板橋区のT団地

自分が体験した唯一の心霊体験です。

今は違うのですが、最近まで東京都板橋区の自殺で有名なT団地に住んでました。
私が小学生の頃は本当にたくさんの人がその団地で自殺によって亡くなってました。
今は廊下に鉄格子みたいなものがはめ込まれ、自殺者はほとんどいなくなったみたいです。
当時はタクシーに乗ってわざわざ飛び降りに来る人もいるくらいに有名なスポットでした。

まだ自分が小学4年生の頃の話です。
明日から夏休みということで終業式が終わり友人と4人で帰宅途中にある団地の脇に通りかかった時。
パイロンに囲まれて人型のチョークがかかれている場所を通りかかりました。

みんな口々に「またかよ~」
「何で死ぬんだろね」というくらい当たり前の光景だったのです。
今思えばなんでそんな事したんだろう?と思うのですが私はパイロンを蹴飛ばして、人型のチョークに寝転がったりして遊び始めました。
さすがにまわりの友達はひいてましたが「なんだよお前ら、根性ねえな!」

みたいな事を言ってごろごろチョークの上を転がっておりました。

その日の夜、妙な息苦しさで目がさめました。
意識の中では目が覚めてるのですが、体がさっぱり動きませんでした。
金縛りなんて経験した事ない私はものすごくパニックになっていました。
声も出せずにただただじっとしてるしかありませんでした。
そのうちお腹の上になにかが乗っかっているような重みを感じ、それはどんどん重くなっていき、そのまま気を失ってしまいました。

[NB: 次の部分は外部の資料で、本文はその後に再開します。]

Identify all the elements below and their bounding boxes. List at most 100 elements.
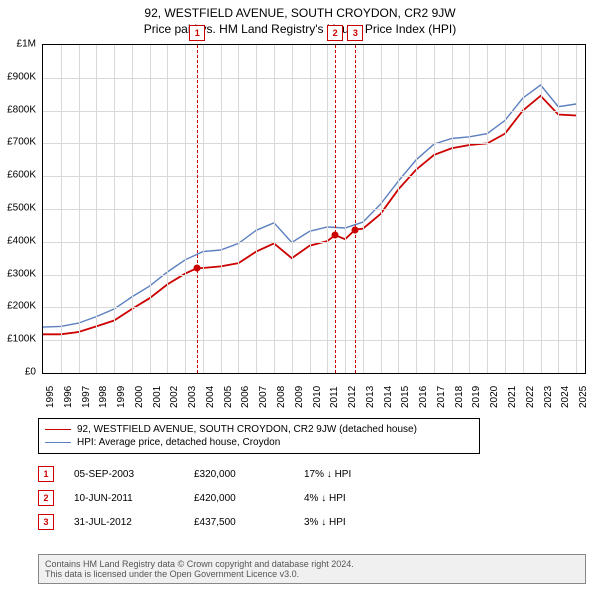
chart-legend: 92, WESTFIELD AVENUE, SOUTH CROYDON, CR2… <box>38 418 480 454</box>
y-tick-label: £200K <box>7 301 36 312</box>
x-tick-label: 2010 <box>312 386 323 408</box>
x-tick-label: 2017 <box>436 386 447 408</box>
grid-line-v <box>381 45 382 373</box>
grid-line-v <box>345 45 346 373</box>
grid-line-v <box>132 45 133 373</box>
marker-dot <box>332 232 339 239</box>
grid-line-h <box>43 340 585 341</box>
x-tick-label: 2000 <box>134 386 145 408</box>
x-tick-label: 2018 <box>454 386 465 408</box>
marker-table: 1 05-SEP-2003£320,00017% ↓ HPI 2 10-JUN-201… <box>38 462 414 534</box>
x-tick-label: 2019 <box>471 386 482 408</box>
marker-line <box>197 45 198 373</box>
page-title-2: Price paid vs. HM Land Registry's House … <box>0 20 600 40</box>
y-tick-label: £800K <box>7 104 36 115</box>
grid-line-h <box>43 209 585 210</box>
legend-label: 92, WESTFIELD AVENUE, SOUTH CROYDON, CR2… <box>77 424 417 435</box>
legend-row: HPI: Average price, detached house, Croy… <box>45 436 473 449</box>
grid-line-v <box>576 45 577 373</box>
marker-table-row: 1 05-SEP-2003£320,00017% ↓ HPI <box>38 462 414 486</box>
y-tick-label: £400K <box>7 235 36 246</box>
marker-dot <box>352 226 359 233</box>
marker-price: £420,000 <box>194 493 304 504</box>
marker-date: 05-SEP-2003 <box>74 469 194 480</box>
x-tick-label: 1998 <box>98 386 109 408</box>
x-tick-label: 2014 <box>383 386 394 408</box>
grid-line-v <box>487 45 488 373</box>
marker-line <box>355 45 356 373</box>
x-tick-label: 2025 <box>578 386 589 408</box>
grid-line-h <box>43 242 585 243</box>
x-tick-label: 2022 <box>525 386 536 408</box>
x-tick-label: 2016 <box>418 386 429 408</box>
grid-line-v <box>167 45 168 373</box>
page-title-1: 92, WESTFIELD AVENUE, SOUTH CROYDON, CR2… <box>0 0 600 20</box>
marker-diff: 17% ↓ HPI <box>304 469 414 480</box>
grid-line-v <box>221 45 222 373</box>
grid-line-v <box>185 45 186 373</box>
marker-date: 10-JUN-2011 <box>74 493 194 504</box>
marker-price: £320,000 <box>194 469 304 480</box>
grid-line-v <box>79 45 80 373</box>
marker-line <box>335 45 336 373</box>
grid-line-h <box>43 143 585 144</box>
chart-plot-area: 123 <box>42 44 586 374</box>
x-tick-label: 2021 <box>507 386 518 408</box>
y-tick-label: £500K <box>7 203 36 214</box>
grid-line-h <box>43 176 585 177</box>
x-tick-label: 1995 <box>45 386 56 408</box>
y-tick-label: £600K <box>7 170 36 181</box>
grid-line-v <box>292 45 293 373</box>
grid-line-v <box>541 45 542 373</box>
x-tick-label: 2015 <box>400 386 411 408</box>
x-tick-label: 2005 <box>223 386 234 408</box>
marker-box: 3 <box>38 514 54 530</box>
grid-line-v <box>452 45 453 373</box>
marker-box: 1 <box>189 25 205 41</box>
grid-line-v <box>61 45 62 373</box>
legend-row: 92, WESTFIELD AVENUE, SOUTH CROYDON, CR2… <box>45 423 473 436</box>
marker-box: 1 <box>38 466 54 482</box>
footer-line: Contains HM Land Registry data © Crown c… <box>45 559 579 569</box>
grid-line-v <box>327 45 328 373</box>
grid-line-h <box>43 275 585 276</box>
x-tick-label: 1997 <box>81 386 92 408</box>
y-tick-label: £1M <box>17 39 36 50</box>
footer-line: This data is licensed under the Open Gov… <box>45 569 579 579</box>
x-tick-label: 2008 <box>276 386 287 408</box>
x-tick-label: 2004 <box>205 386 216 408</box>
grid-line-v <box>310 45 311 373</box>
marker-box: 2 <box>38 490 54 506</box>
grid-line-v <box>434 45 435 373</box>
grid-line-v <box>203 45 204 373</box>
grid-line-v <box>150 45 151 373</box>
grid-line-h <box>43 307 585 308</box>
marker-table-row: 331-JUL-2012£437,5003% ↓ HPI <box>38 510 414 534</box>
grid-line-v <box>398 45 399 373</box>
grid-line-v <box>505 45 506 373</box>
x-tick-label: 2011 <box>329 386 340 408</box>
marker-table-row: 210-JUN-2011£420,0004% ↓ HPI <box>38 486 414 510</box>
grid-line-v <box>114 45 115 373</box>
y-tick-label: £300K <box>7 268 36 279</box>
x-tick-label: 2023 <box>543 386 554 408</box>
y-tick-label: £0 <box>25 367 36 378</box>
marker-box: 2 <box>327 25 343 41</box>
x-tick-label: 2006 <box>240 386 251 408</box>
x-tick-label: 2020 <box>489 386 500 408</box>
x-tick-label: 1996 <box>63 386 74 408</box>
grid-line-v <box>96 45 97 373</box>
marker-dot <box>194 265 201 272</box>
grid-line-v <box>416 45 417 373</box>
x-tick-label: 2003 <box>187 386 198 408</box>
marker-price: £437,500 <box>194 517 304 528</box>
grid-line-v <box>363 45 364 373</box>
grid-line-v <box>558 45 559 373</box>
grid-line-v <box>523 45 524 373</box>
x-tick-label: 2002 <box>169 386 180 408</box>
x-tick-label: 2012 <box>347 386 358 408</box>
x-tick-label: 1999 <box>116 386 127 408</box>
grid-line-v <box>469 45 470 373</box>
x-tick-label: 2013 <box>365 386 376 408</box>
grid-line-v <box>274 45 275 373</box>
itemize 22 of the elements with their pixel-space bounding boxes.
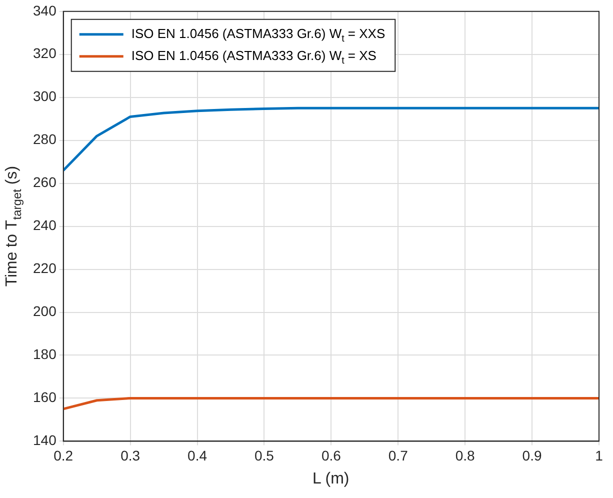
x-tick-label: 0.8 bbox=[455, 447, 476, 464]
x-tick-label: 0.6 bbox=[321, 447, 342, 464]
y-tick-label: 300 bbox=[33, 88, 57, 104]
x-tick-label: 0.7 bbox=[388, 447, 408, 464]
y-tick-label: 160 bbox=[33, 389, 57, 406]
y-tick-label: 320 bbox=[33, 45, 57, 62]
y-tick-label: 200 bbox=[33, 303, 57, 320]
y-tick-label: 340 bbox=[33, 2, 57, 18]
y-tick-label: 180 bbox=[33, 346, 57, 362]
x-tick-label: 1 bbox=[595, 447, 604, 464]
y-axis-title: Time to Ttarget (s) bbox=[3, 166, 24, 287]
x-tick-label: 0.5 bbox=[254, 447, 274, 464]
x-axis-title: L (m) bbox=[312, 470, 350, 488]
x-tick-label: 0.4 bbox=[188, 447, 208, 464]
x-tick-label: 0.9 bbox=[522, 447, 542, 464]
y-tick-label: 260 bbox=[33, 174, 57, 190]
y-tick-label: 280 bbox=[33, 131, 57, 148]
y-tick-label: 240 bbox=[33, 217, 57, 234]
x-tick-label: 0.3 bbox=[120, 447, 140, 464]
y-tick-label: 140 bbox=[33, 432, 57, 448]
y-tick-label: 220 bbox=[33, 260, 57, 276]
x-tick-label: 0.2 bbox=[54, 447, 74, 464]
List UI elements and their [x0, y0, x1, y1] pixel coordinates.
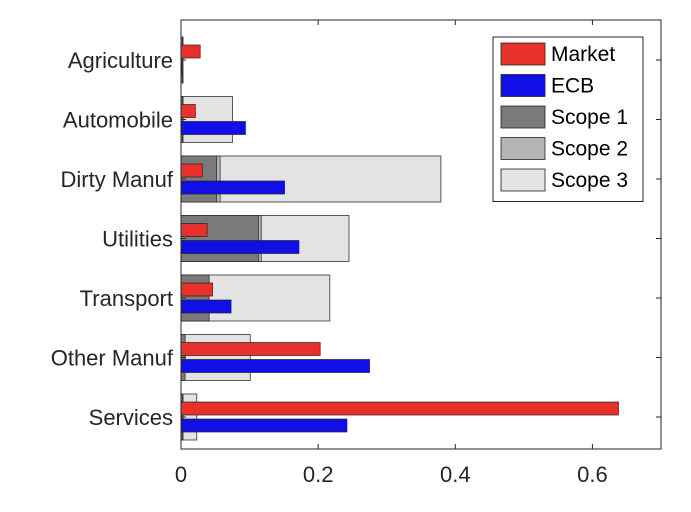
legend-swatch-scope-2	[500, 137, 546, 160]
category-label-transport: Transport	[80, 286, 173, 311]
x-tick-label-2: 0.4	[440, 462, 471, 487]
category-label-services: Services	[89, 405, 173, 430]
bar-market-other-manuf	[180, 342, 321, 356]
category-label-utilities: Utilities	[102, 227, 173, 252]
x-tick-label-0: 0	[175, 462, 187, 487]
bar-scope-3-other-manuf	[180, 334, 251, 381]
axes-frame	[180, 19, 662, 450]
legend-label-scope-1: Scope 1	[551, 106, 628, 129]
bar-market-utilities	[180, 223, 208, 237]
legend-swatch-market	[500, 42, 546, 66]
legend-swatch-scope-3	[500, 168, 546, 192]
bar-scope-1-dirty-manuf	[180, 155, 218, 203]
legend-label-scope-3: Scope 3	[551, 169, 628, 192]
bar-ecb-automobile	[180, 121, 246, 135]
category-label-automobile: Automobile	[63, 108, 173, 133]
bar-ecb-utilities	[180, 240, 300, 254]
legend-label-market: Market	[551, 43, 615, 66]
bar-scope-3-automobile	[180, 96, 233, 143]
bar-ecb-transport	[180, 299, 232, 314]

朝目覚めて母親にその事を話したのですが、「疲れてるだけよ」と全く取り合ってもらえずに、再び夜を迎えました。

なんか寝るのが怖くて、ガキにしては夜更かしをしていたんですが、そのうち寝てしまいました。
すると再び夜中に目が覚めてしまったのです。
しかし今回はまぶたすらあける事ができませんでした。
何かが全身に覆い被さっているような感触と、男のひとの「ヒューヒュー」という息遣いが聞こえてきました。

怖くなった私は心の中でひたすら「ごめんなさい、ごめんなさい」と繰り返してました。
すると突然体が軽くなり、心で叫んでいた「ごめんなさい」が本当に大声で口からでていました。
寝ていた両親もその声で飛び起き、何があったのかを問い出したので私も泣きながらチョークの上に寝転がった事を話しました。
母は「明日一緒に謝りに行こうね」といい、次の日お線香と花を買ってそのチョークのところに行きました。